What to make of this? One view (mine) is that there is no paradox. Alice is simply wrong to conditionalize on her number as if it were a number given in advance. Another view the fact that the distinction matters (note, usually it doesn’t, which is why tend to ignore it) shows that there is something wrong with the setup, or with the reasoning leading to the probabilities. In this case, Alex has pointed to the infinite causal chain. The infinite number of cards, each able to display arbitrarily large numbers, and the infinite number of arbitrarily deep shuffles also seem suspect.

N.B. I’m strictly an amateur. Don’t take my word. There is literature on these issues, some by Alex himself. Keywords: nonconglomerable, finite additivity.

David Duffy said...

I found this setup rather baffling. My first thought was to apply the non-standard analysis that
Edward Nelson uses in Radically Elementary Probability Theory (1987), where he provides proofs for ordinal and cardinal Borel-Cantelli Theorems. I see Wenmackers (2011) uses the same apparatus to get hyperrational probabilities for an infinite lottery.

If I understand Nelson correctly, the cardinal version can hold for the infinite lottery, but the ordinal version does not. Since the actual bet here relies on ordinality and tail probabilities of a nonconverging sequence I have a feeling that the conditioning cannot be legal because one is mixing internal (ie finite or "limited") and external (unlimited) notions (the difference between two draws may or may not have an expectation of 0, but does have an infinite variance). It is clear that if Alice has drawn 1, she can have sure knowledge she has lost, even though the prior probability of this ever happening is infinitesimal. If the labelling (Wenmackers) of the tickets was over the (negative and positive) integers, we would find it more "intuitive", even though it is the same size probability space.

In passing, the shuffling of the deck is extremely well known as the group S_N, and is uncountable. I did wonder if there was a result about this setup in the guise of the length of increasing subsequences of a random walk (ie a permutation).

Philip Rand said...

David Duffy

Your concern of legal conditioning is ill founded.

Simply, refer to the last paragraph on page 15 of Radical Elementary Probability Theory.

Alexander R Pruss said...

Mr Duffy:

It's hard to make sense of generating a "random element" of S_N. For one, S_N is not an amenable group (it has F2 as a subgroup).

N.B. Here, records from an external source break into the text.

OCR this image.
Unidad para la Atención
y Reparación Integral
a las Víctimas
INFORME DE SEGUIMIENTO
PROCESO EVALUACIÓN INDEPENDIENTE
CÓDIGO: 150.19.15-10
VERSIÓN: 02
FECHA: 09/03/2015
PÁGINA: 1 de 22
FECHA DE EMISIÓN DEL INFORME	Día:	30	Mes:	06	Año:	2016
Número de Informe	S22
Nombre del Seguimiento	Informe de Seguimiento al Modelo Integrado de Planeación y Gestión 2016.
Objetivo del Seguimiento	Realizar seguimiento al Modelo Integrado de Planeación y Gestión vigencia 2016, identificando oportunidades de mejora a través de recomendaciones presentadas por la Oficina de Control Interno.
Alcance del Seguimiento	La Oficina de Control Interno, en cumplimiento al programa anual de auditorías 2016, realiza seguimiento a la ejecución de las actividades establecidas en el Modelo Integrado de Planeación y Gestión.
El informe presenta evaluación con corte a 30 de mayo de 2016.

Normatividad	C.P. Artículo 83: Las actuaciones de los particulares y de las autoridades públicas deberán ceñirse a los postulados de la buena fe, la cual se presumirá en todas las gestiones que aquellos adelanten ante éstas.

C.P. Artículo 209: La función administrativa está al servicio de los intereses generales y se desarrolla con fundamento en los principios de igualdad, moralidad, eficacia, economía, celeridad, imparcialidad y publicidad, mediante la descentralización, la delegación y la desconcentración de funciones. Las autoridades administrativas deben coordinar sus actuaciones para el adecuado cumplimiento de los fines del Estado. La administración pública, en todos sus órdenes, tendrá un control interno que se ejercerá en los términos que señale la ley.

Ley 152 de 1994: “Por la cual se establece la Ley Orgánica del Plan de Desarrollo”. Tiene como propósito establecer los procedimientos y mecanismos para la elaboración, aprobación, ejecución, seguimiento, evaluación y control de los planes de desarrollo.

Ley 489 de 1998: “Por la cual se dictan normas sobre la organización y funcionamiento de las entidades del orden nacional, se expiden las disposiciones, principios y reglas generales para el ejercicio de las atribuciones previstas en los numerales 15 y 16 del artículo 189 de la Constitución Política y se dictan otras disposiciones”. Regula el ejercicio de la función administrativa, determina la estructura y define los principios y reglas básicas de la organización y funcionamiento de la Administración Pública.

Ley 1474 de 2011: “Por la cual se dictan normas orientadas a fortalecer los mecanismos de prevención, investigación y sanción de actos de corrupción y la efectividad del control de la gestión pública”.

It is hard to make mathematical sense of my setup. It's an infinite process without meaningful initial conditions. BUT it intuitively seems that IF an infinite past is possible, this process could have taken place.

David Duffy said...

Dear Philip Rand.

Nelson frequently mentions "illegal set formation", where one may not form subsets corresponding to external properties - this is how overspill can be used.

Hi Professor Pruss.

There seems to a TCS literature on the computational complexity of S_N - I have glanced at http://adsabs.harvard.edu/abs/2015arXiv150306188A

Philip Rand said...

David Duffy

Now, read the first paragraph of the appendix in Nelson's book on page 80... especially note the last sentence of the paragraph.

The S-N complexity space is discrete; it is not applicable.